Time really does heal situations both physically and mentally. My laments did not linger for long and I did not allow myself to become weighed down by self doubt. In time the seemingly ugly scar would look less and less imposing to me. I have now grown accustomed to it and it has faded quite a bit. My oncologist surgeon did a fantastic job on me and in her wisdom and expertise had sewn me neatly and done her utmost to take care that the lymph node removal would not severely impact the drainage system of fluids and cause lymphedema. I had no excess swelling, and thankfully do not have to wear the compression sleeves to ease the effects of being unable to drain lymphatic fluids from the arm.

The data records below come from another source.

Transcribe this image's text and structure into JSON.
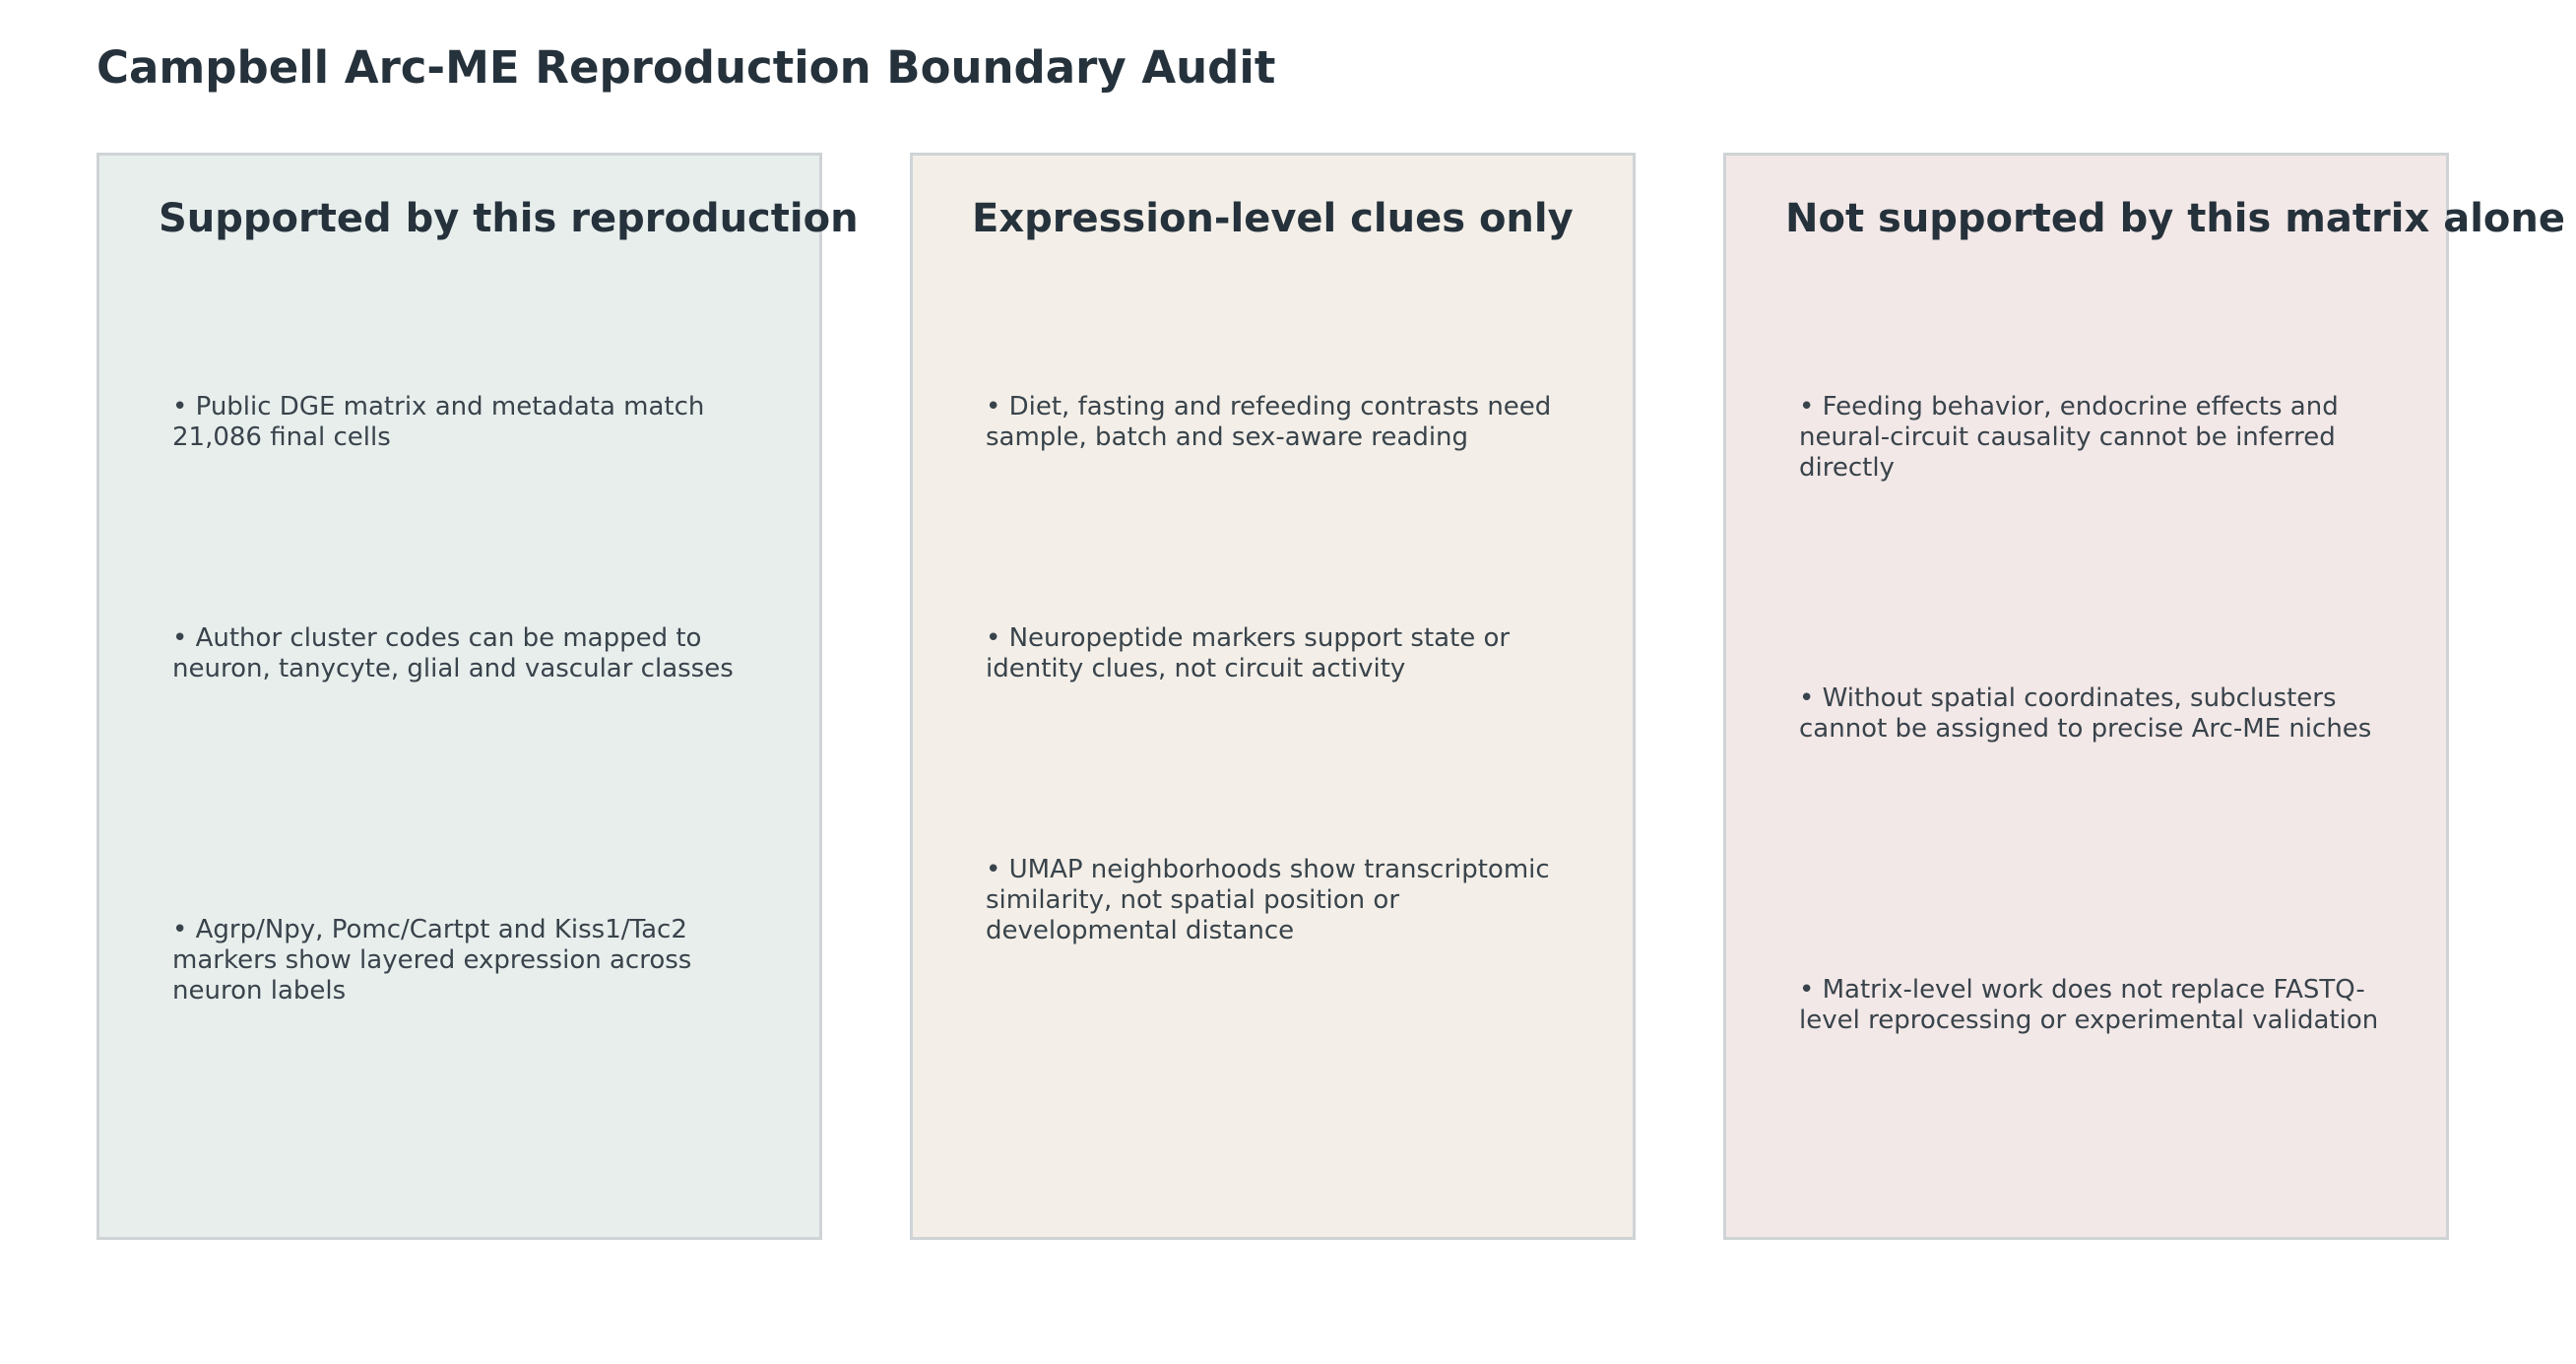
{
  "title": "Campbell Arc-ME Reproduction Boundary Audit",
  "colors": {
    "supported_bg": "#e8eeec",
    "clues_bg": "#f3efe8",
    "unsupported_bg": "#f2e8e7",
    "panel_border": "#cfd3d6",
    "title_text": "#25313b",
    "body_text": "#39434b"
  },
  "panels": [
    {
      "heading": "Supported by this reproduction",
      "items": [
        "• Public DGE matrix and metadata match 21,086 final cells",
        "• Author cluster codes can be mapped to neuron, tanycyte, glial and vascular classes",
        "• Agrp/Npy, Pomc/Cartpt and Kiss1/Tac2 markers show layered expression across neuron labels"
      ]
    },
    {
      "heading": "Expression-level clues only",
      "items": [
        "• Diet, fasting and refeeding contrasts need sample, batch and sex-aware reading",
        "• Neuropeptide markers support state or identity clues, not circuit activity",
        "• UMAP neighborhoods show transcriptomic similarity, not spatial position or developmental distance"
      ]
    },
    {
      "heading": "Not supported by this matrix alone",
      "items": [
        "• Feeding behavior, endocrine effects and neural-circuit causality cannot be inferred directly",
        "• Without spatial coordinates, subclusters cannot be assigned to precise Arc-ME niches",
        "• Matrix-level work does not replace FASTQ-level reprocessing or experimental validation"
      ]
    }
  ]
}
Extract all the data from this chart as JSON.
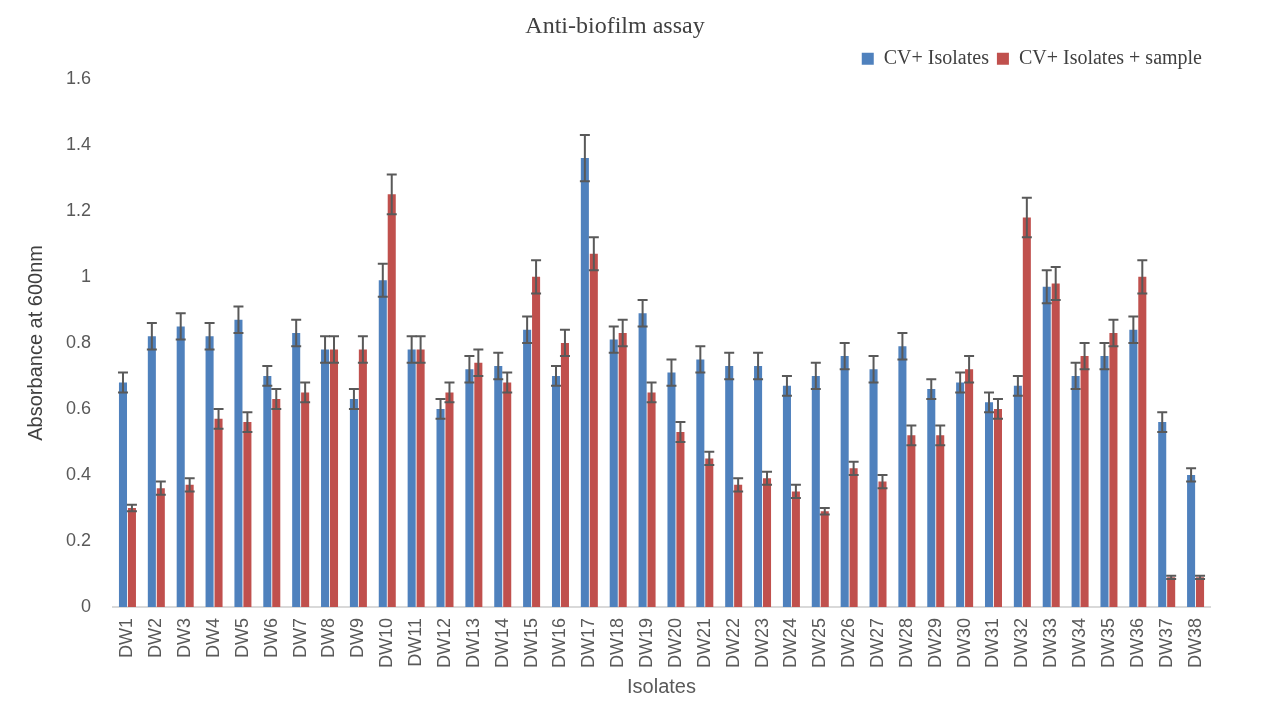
{
  "chart_data": {
    "type": "bar",
    "title": "Anti-biofilm assay",
    "xlabel": "Isolates",
    "ylabel": "Absorbance at 600nm",
    "categories": [
      "DW1",
      "DW2",
      "DW3",
      "DW4",
      "DW5",
      "DW6",
      "DW7",
      "DW8",
      "DW9",
      "DW10",
      "DW11",
      "DW12",
      "DW13",
      "DW14",
      "DW15",
      "DW16",
      "DW17",
      "DW18",
      "DW19",
      "DW20",
      "DW21",
      "DW22",
      "DW23",
      "DW24",
      "DW25",
      "DW26",
      "DW27",
      "DW28",
      "DW29",
      "DW30",
      "DW31",
      "DW32",
      "DW33",
      "DW34",
      "DW35",
      "DW36",
      "DW37",
      "DW38"
    ],
    "series": [
      {
        "name": "CV+ Isolates",
        "color": "#4f81bd",
        "values": [
          0.68,
          0.82,
          0.85,
          0.82,
          0.87,
          0.7,
          0.83,
          0.78,
          0.63,
          0.99,
          0.78,
          0.6,
          0.72,
          0.73,
          0.84,
          0.7,
          1.36,
          0.81,
          0.89,
          0.71,
          0.75,
          0.73,
          0.73,
          0.67,
          0.7,
          0.76,
          0.72,
          0.79,
          0.66,
          0.68,
          0.62,
          0.67,
          0.97,
          0.7,
          0.76,
          0.84,
          0.56,
          0.4
        ],
        "errors": [
          0.03,
          0.04,
          0.04,
          0.04,
          0.04,
          0.03,
          0.04,
          0.04,
          0.03,
          0.05,
          0.04,
          0.03,
          0.04,
          0.04,
          0.04,
          0.03,
          0.07,
          0.04,
          0.04,
          0.04,
          0.04,
          0.04,
          0.04,
          0.03,
          0.04,
          0.04,
          0.04,
          0.04,
          0.03,
          0.03,
          0.03,
          0.03,
          0.05,
          0.04,
          0.04,
          0.04,
          0.03,
          0.02
        ]
      },
      {
        "name": "CV+ Isolates + sample",
        "color": "#c0504d",
        "values": [
          0.3,
          0.36,
          0.37,
          0.57,
          0.56,
          0.63,
          0.65,
          0.78,
          0.78,
          1.25,
          0.78,
          0.65,
          0.74,
          0.68,
          1.0,
          0.8,
          1.07,
          0.83,
          0.65,
          0.53,
          0.45,
          0.37,
          0.39,
          0.35,
          0.29,
          0.42,
          0.38,
          0.52,
          0.52,
          0.72,
          0.6,
          1.18,
          0.98,
          0.76,
          0.83,
          1.0,
          0.09,
          0.09
        ],
        "errors": [
          0.01,
          0.02,
          0.02,
          0.03,
          0.03,
          0.03,
          0.03,
          0.04,
          0.04,
          0.06,
          0.04,
          0.03,
          0.04,
          0.03,
          0.05,
          0.04,
          0.05,
          0.04,
          0.03,
          0.03,
          0.02,
          0.02,
          0.02,
          0.02,
          0.01,
          0.02,
          0.02,
          0.03,
          0.03,
          0.04,
          0.03,
          0.06,
          0.05,
          0.04,
          0.04,
          0.05,
          0.005,
          0.005
        ]
      }
    ],
    "ylim": [
      0,
      1.6
    ],
    "yticks": [
      0,
      0.2,
      0.4,
      0.6,
      0.8,
      1,
      1.2,
      1.4,
      1.6
    ],
    "grid": false,
    "legend": "top right"
  }
}
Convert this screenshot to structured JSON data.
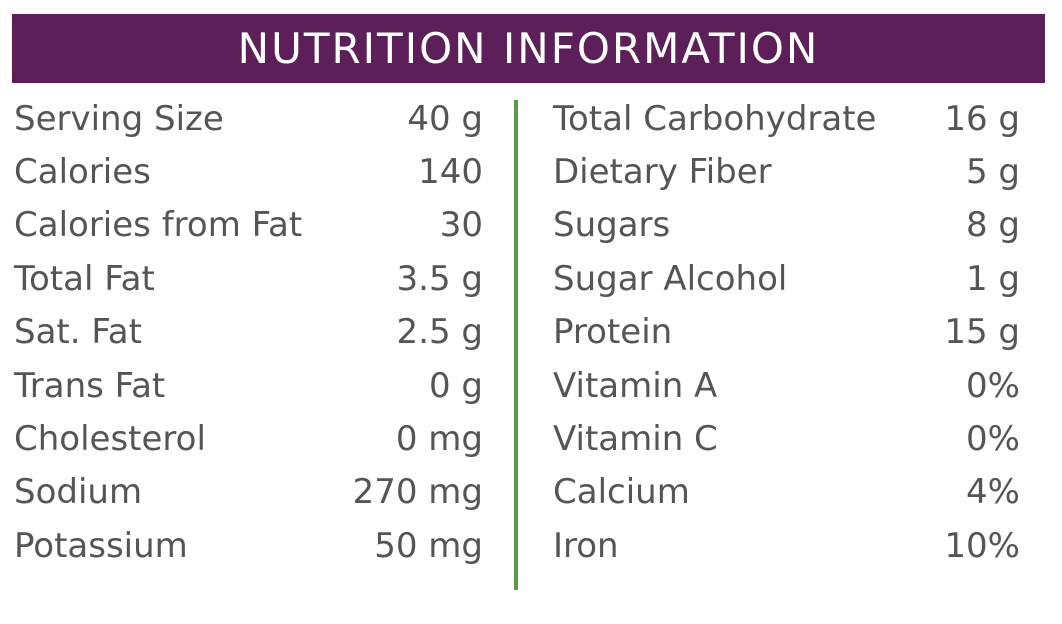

It has been 8 months since my mastectomy. I wear a prosthesis when I dress and I am satisfied with that. I have fully accepted my body. I have mourned the loss quietly but retained all of my dignity and self love for the woman I am today. I am a mother, a wife, a breast cancer survivor and a proud woman. I am a warrior, a peace maker, a lover of life and I have a strong desire to live and flourish. I wear my scar proudly, it has become a part of who I am and a daily reminder that I overcame adversity. Our bodies take the wear and tear of life. Some of us lose limbs and parts during life’s journey. For me, the important thing was that once I can function in my daily life with the capacity to work and thrive. I can never change my diagnosis but I am in control to a great extension how I deal with the outcome. I am proud of myself and I would never change my choice. I am thankful for having been able to be treated for this most abominable disease that Cancer is. I had the loving support of my husband, children, parents, siblings and friends through this journey. They gave me unconditional support and courage to fight hard. As the song which became an anthem to me by Indi.Arie, I learned that “ I am not my hair, I am not this skin, I am not your expectations of me” I am not my breast or my body, I am truly “the soul that lives within”.
4 Comments Add yours
You are an amazing human being. Cancer is a scourge that has hit so many families and it is amazing that you were willing to open up and share such a personal experience.
I hope your story helps other women dealing with this very personal decision. I learned a lot reading it.
Thank you for your strength and for sharing your story.
Thank you so much Johnny for your encouragement and support. Cancer is the abomination we abhor. I hope that my experience will help others to understand the reality.
Wow Sharon, you are simply amazing and such an inspiration to so many women like myself. Your post resonated very deeply with me as my own mother too was diagnosed with breast cancer and also decided to not go along with reconstruction. Thank you for sharing your story with us all.
Francesca, Thanks so much for reaching out to me. I am happy to share my story to put into words what some women cannot. My hope is to allow othered a glimpse into the world of a breast cancer survivor and hopefully it can help othered understand and perhaps help others in return.